To those of you who are looking forward to moving to California once murdering gays becomes legal here, the best advice for you is, don't rent that U-Haul yet. While it only costs $200 to file a proposition here, the next step is collecting 365,000 signatures to get it on the ballot and instead of hanging out in front of the supermarket annoying shoppers by asking if they are registered voters, Matthew McLaughlin, the author of the measure, is apparently now hiding under his bed, because he has suddenly realized that he has really browned off a lot of people. Californians value their gay citizens, knowing that it is on account of them that we have the nicest flower arrangements (imagine how crappy the Rose Bowl Parade would look if straight guys had to decorate those floats) and movie sets in all of the fifty states. Also, gay people invented gentrification, which we need to maintain our inflated real estate values.
So unless 365,000 people crawl under there with him with pens in their hands, Mr. McLaughlin is never going to get enough signatures for people to actually vote to kill gays, so if you really hate homosexuals, your best bet is still moving to Indiana and refusing to bake them cakes.
But the worst thing about this controversy is that the pols in Sacramento are considering raising the cost of originating a proposition from the current bargain-basement 200 bucks to $8000. This means all kinds of semi-lucid ideas are going to be priced out of the market, so before they do, let's act now. Here are the TOP TEN DUMB BALLOT INITIATIVES FOR CALIFORNIA:
10. PROPOSED--"SPIRITUAL BUT NOT RELIGIOUS" BE DECLARED OFFICIAL STATE RELIGION. The wine you drink and the weed you smoke before walking saucer-eyed by the ocean or blubbering about the majesty of the redwoods will be deductible from your state income tax.
9. PROPOSED—WE FINALLY BUILD THAT BRIDGE TO HAWAII. Because they only let you take one surfboard on a plane, dude.
8. PROPOSED—EVERYONE IN THE STATE IS REQUIRED TO WRITE AT LEAST ONE SCREENPLAY. I mean, this has probably already happened, but let's make it official.
7. PROPOSED—HOV LANES BE OPENED TO VEGANS DRIVING PRIUSES. Sure, it'll never pass, but when it loses by a jillion votes, maybe those self-righteous bastards will finally clue in to how much we hate them.
6. PROPOSED—NO MORE MEDICALLY NECESSARY SURGERY FOR ANGELINA JOLIE. We know some people say it's her karma for stealing Brad Pitt away from Jennifer Aniston, but let's stop whittling away at the girl, huh?
5. PROPOSED—JERRY BROWN GETS TO BE GOVERNOR OVER AND OVER AGAIN UNTIL HE DIES. And everyone in the state is required to address him as the "King in the North."

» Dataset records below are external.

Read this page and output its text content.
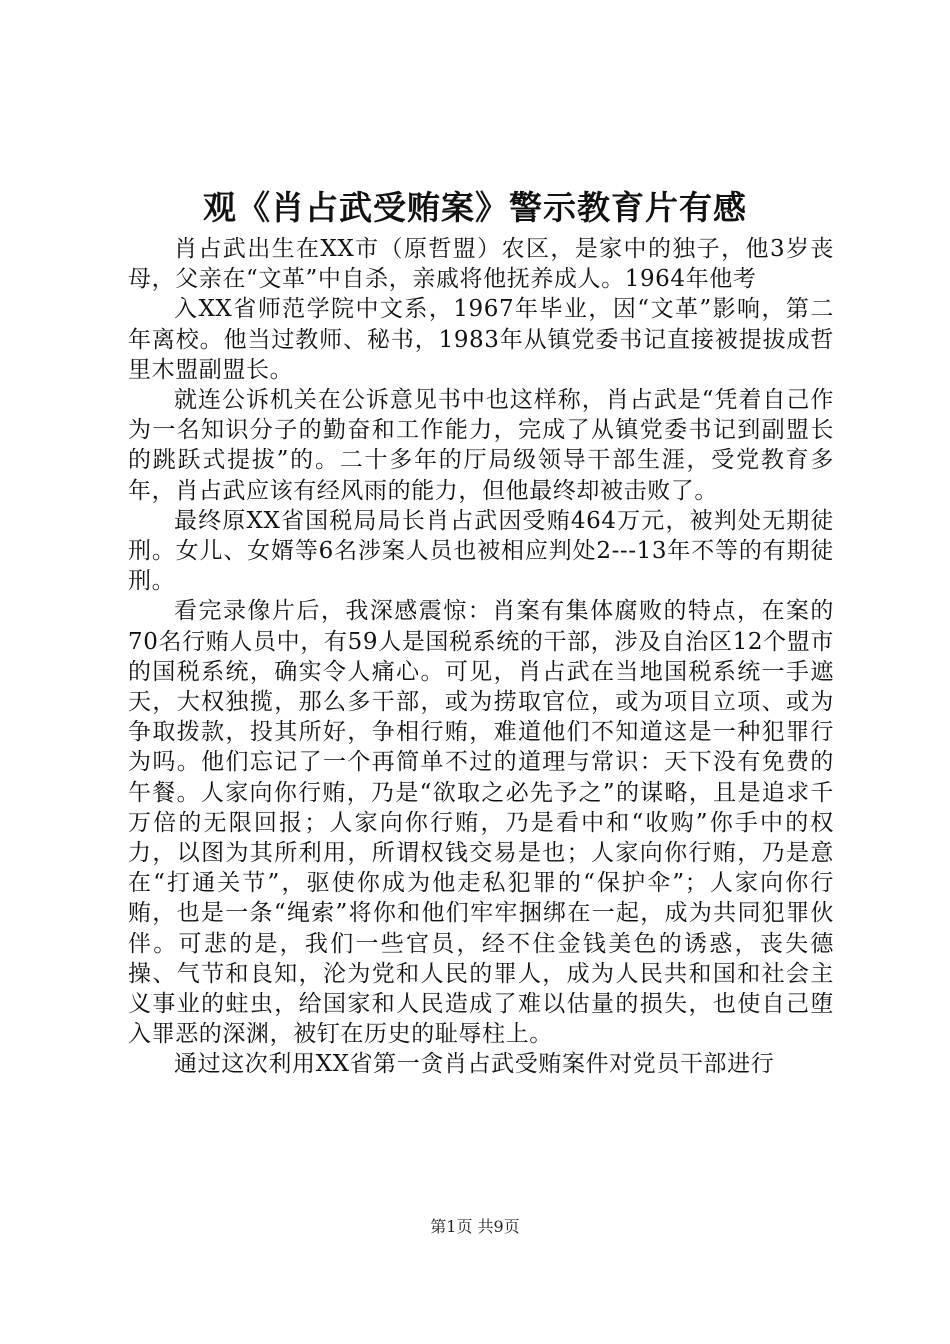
观《肖占武受贿案》警示教育片有感

肖占武出生在XX市（原哲盟）农区，是家中的独子，他3岁丧母，父亲在“文革”中自杀，亲戚将他抚养成人。1964年他考

入XX省师范学院中文系，1967年毕业，因“文革”影响，第二年离校。他当过教师、秘书，1983年从镇党委书记直接被提拔成哲里木盟副盟长。

就连公诉机关在公诉意见书中也这样称，肖占武是“凭着自己作为一名知识分子的勤奋和工作能力，完成了从镇党委书记到副盟长的跳跃式提拔”的。二十多年的厅局级领导干部生涯，受党教育多年，肖占武应该有经风雨的能力，但他最终却被击败了。

最终原XX省国税局局长肖占武因受贿464万元，被判处无期徒刑。女儿、女婿等6名涉案人员也被相应判处2---13年不等的有期徒刑。

看完录像片后，我深感震惊：肖案有集体腐败的特点，在案的70名行贿人员中，有59人是国税系统的干部，涉及自治区12个盟市的国税系统，确实令人痛心。可见，肖占武在当地国税系统一手遮天，大权独揽，那么多干部，或为捞取官位，或为项目立项、或为争取拨款，投其所好，争相行贿，难道他们不知道这是一种犯罪行为吗。他们忘记了一个再简单不过的道理与常识：天下没有免费的午餐。人家向你行贿，乃是“欲取之必先予之”的谋略，且是追求千万倍的无限回报；人家向你行贿，乃是看中和“收购”你手中的权力，以图为其所利用，所谓权钱交易是也；人家向你行贿，乃是意在“打通关节”，驱使你成为他走私犯罪的“保护伞”；人家向你行贿，也是一条“绳索”将你和他们牢牢捆绑在一起，成为共同犯罪伙伴。可悲的是，我们一些官员，经不住金钱美色的诱惑，丧失德操、气节和良知，沦为党和人民的罪人，成为人民共和国和社会主义事业的蛀虫，给国家和人民造成了难以估量的损失，也使自己堕入罪恶的深渊，被钉在历史的耻辱柱上。

通过这次利用XX省第一贪肖占武受贿案件对党员干部进行

第1页 共9页
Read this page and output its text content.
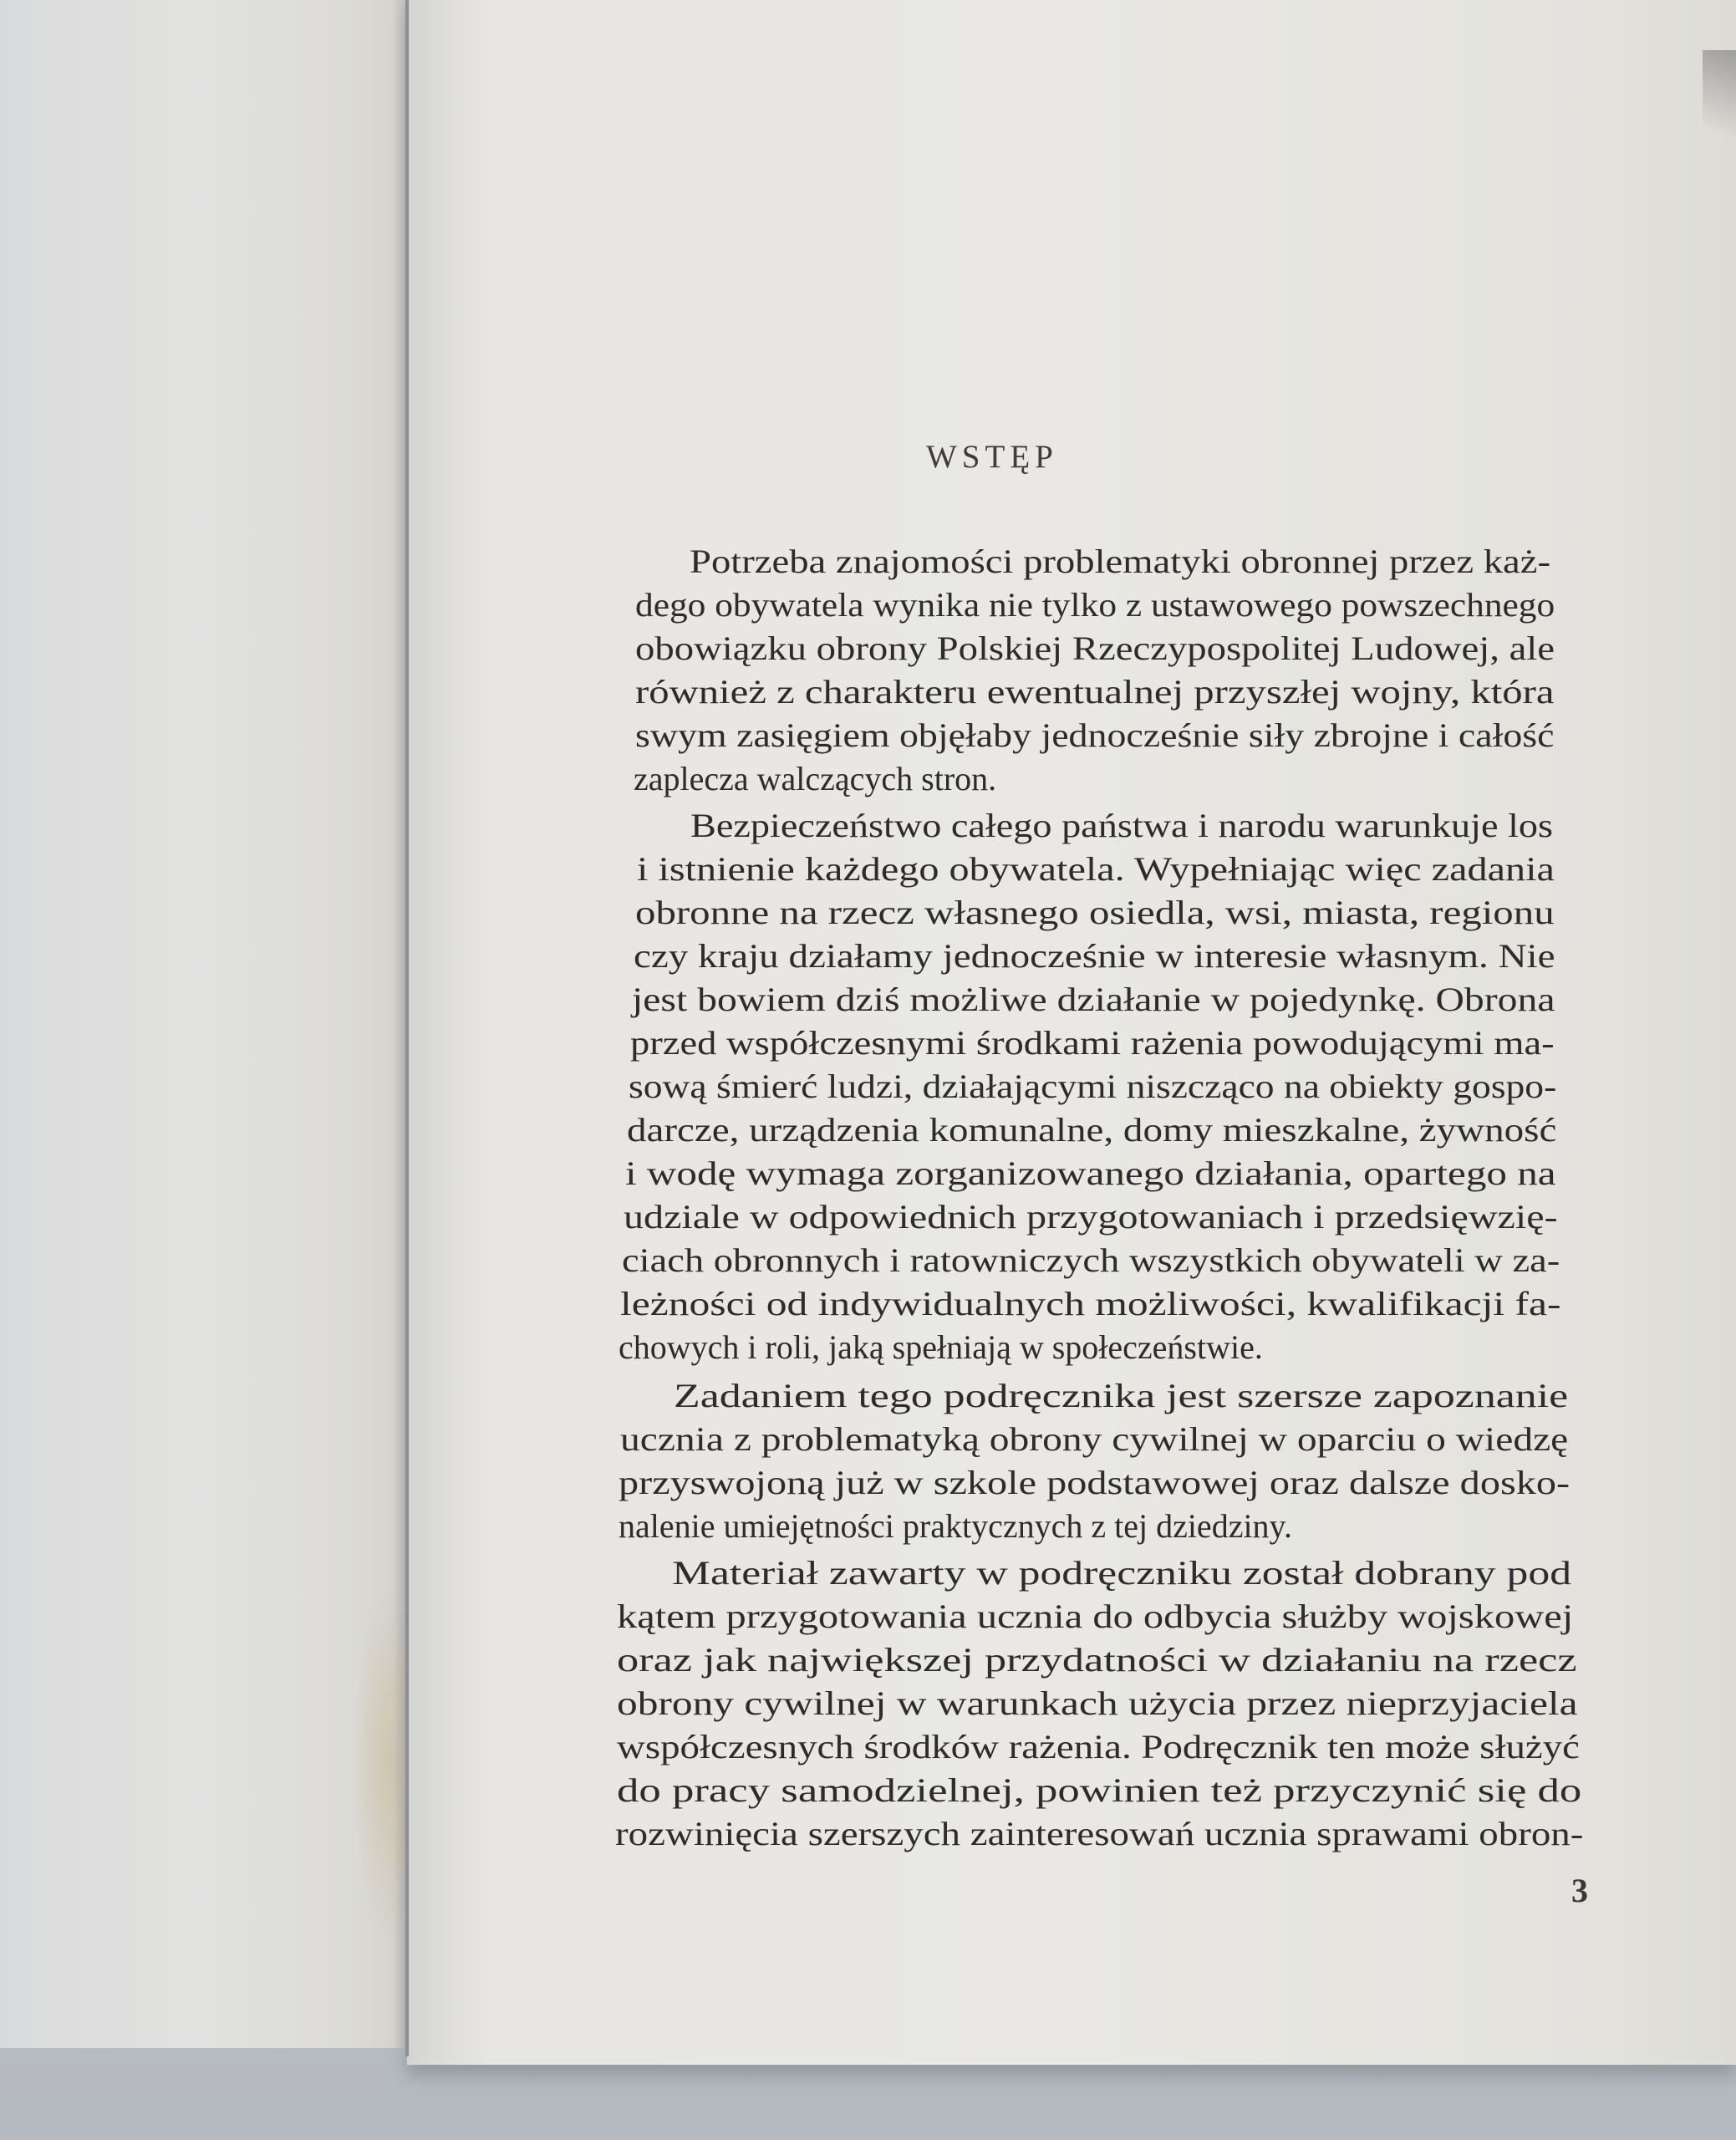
WSTĘP
Potrzeba znajomości problematyki obronnej przez każ-
dego obywatela wynika nie tylko z ustawowego powszechnego
obowiązku obrony Polskiej Rzeczypospolitej Ludowej, ale
również z charakteru ewentualnej przyszłej wojny, która
swym zasięgiem objęłaby jednocześnie siły zbrojne i całość
zaplecza walczących stron.
Bezpieczeństwo całego państwa i narodu warunkuje los
i istnienie każdego obywatela. Wypełniając więc zadania
obronne na rzecz własnego osiedla, wsi, miasta, regionu
czy kraju działamy jednocześnie w interesie własnym. Nie
jest bowiem dziś możliwe działanie w pojedynkę. Obrona
przed współczesnymi środkami rażenia powodującymi ma-
sową śmierć ludzi, działającymi niszcząco na obiekty gospo-
darcze, urządzenia komunalne, domy mieszkalne, żywność
i wodę wymaga zorganizowanego działania, opartego na
udziale w odpowiednich przygotowaniach i przedsięwzię-
ciach obronnych i ratowniczych wszystkich obywateli w za-
leżności od indywidualnych możliwości, kwalifikacji fa-
chowych i roli, jaką spełniają w społeczeństwie.
Zadaniem tego podręcznika jest szersze zapoznanie
ucznia z problematyką obrony cywilnej w oparciu o wiedzę
przyswojoną już w szkole podstawowej oraz dalsze dosko-
nalenie umiejętności praktycznych z tej dziedziny.
Materiał zawarty w podręczniku został dobrany pod
kątem przygotowania ucznia do odbycia służby wojskowej
oraz jak największej przydatności w działaniu na rzecz
obrony cywilnej w warunkach użycia przez nieprzyjaciela
współczesnych środków rażenia. Podręcznik ten może służyć
do pracy samodzielnej, powinien też przyczynić się do
rozwinięcia szerszych zainteresowań ucznia sprawami obron-
3
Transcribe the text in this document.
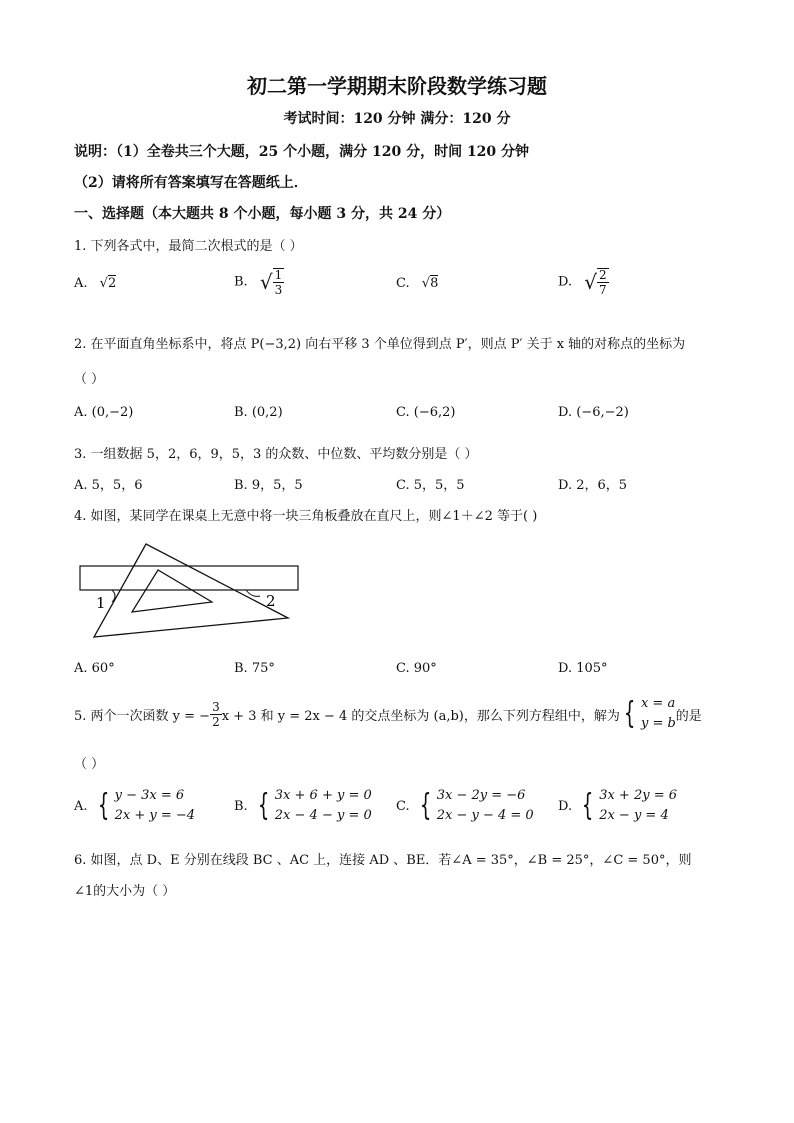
初二第一学期期末阶段数学练习题
考试时间：120 分钟 满分：120 分
说明：（1）全卷共三个大题，25 个小题，满分 120 分，时间 120 分钟
（2）请将所有答案填写在答题纸上．
一、选择题（本大题共 8 个小题，每小题 3 分，共 24 分）
1. 下列各式中，最简二次根式的是（ ）
A. √2	B. √ $\frac{1}{3}$	C. √8	D. √ $\frac{2}{7}$
2. 在平面直角坐标系中，将点 P(−3,2) 向右平移 3 个单位得到点 P′，则点 P′ 关于 x 轴的对称点的坐标为
（ ）
A. (0,−2)	B. (0,2)	C. (−6,2)	D. (−6,−2)
3. 一组数据 5，2，6，9，5，3 的众数、中位数、平均数分别是（ ）
A. 5，5，6	B. 9，5，5	C. 5，5，5	D. 2，6，5
4. 如图，某同学在课桌上无意中将一块三角板叠放在直尺上，则∠1＋∠2 等于( )
1	2
A. 60°	B. 75°	C. 90°	D. 105°
5. 两个一次函数 y = − $\frac{3}{2}$ x + 3 和 y = 2x − 4 的交点坐标为 (a,b)，那么下列方程组中，解为 { x = a
y = b 的是
（ ）
A. { y − 3x = 6
2x + y = −4
B. { 3x + 6 + y = 0
2x − 4 − y = 0
C. { 3x − 2y = −6
2x − y − 4 = 0
D. { 3x + 2y = 6
2x − y = 4
6. 如图，点 D、E 分别在线段 BC 、AC 上，连接 AD 、BE．若∠A = 35°，∠B = 25°，∠C = 50°，则
∠1的大小为（ ）
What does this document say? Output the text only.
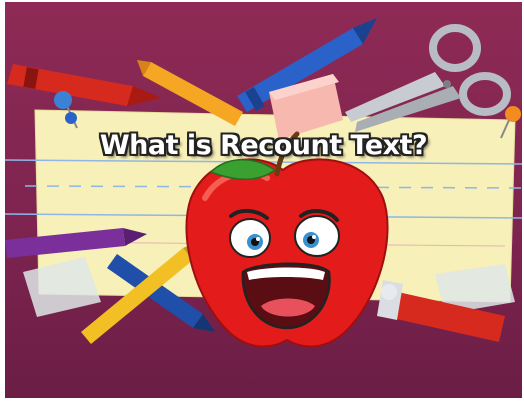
What is Recount Text?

4. PROPOSED—KATY PERRY BE DECLARED GREATEST SUPER BOWL HALFTIME PERFORMER EVER. Sure, maybe Bob Seger can pull off a lightning-fast costume change as well as she can, but who cares? Also, the Left Shark will be declared the Official State Shark.
3. PROPOSED—ANNEX PORTLAND. They think they're cooler than we are. That'll stop when we own them.
2. PROPOSED—IT WILL BE ILLEGAL TO USE THE WORD "DROUGHT." This initiative is inspired by Florida's refusal to use the words "climate change." Thanks to our beautiful, rugged topography here in the Golden State, no matter how high the ocean rises thanks to global warming, parts of California will definitely remain above water, unlike Florida, most of which is only the height of a tall bar stool above sea level. But we do have our dry spells, which will stop once we refuse to acknowledge them, hopefully.
1. PROPOSED—HAVING EARTHQUAKES IS DEFINITELY BETTER THAN HAVING TORNADOES AND HURRICANES. Because there's no such thing as a moderate tornado. Ever think about it that way?
Well, I'm inspired. Look for me at the supermarket. By the way, are you a registered voter?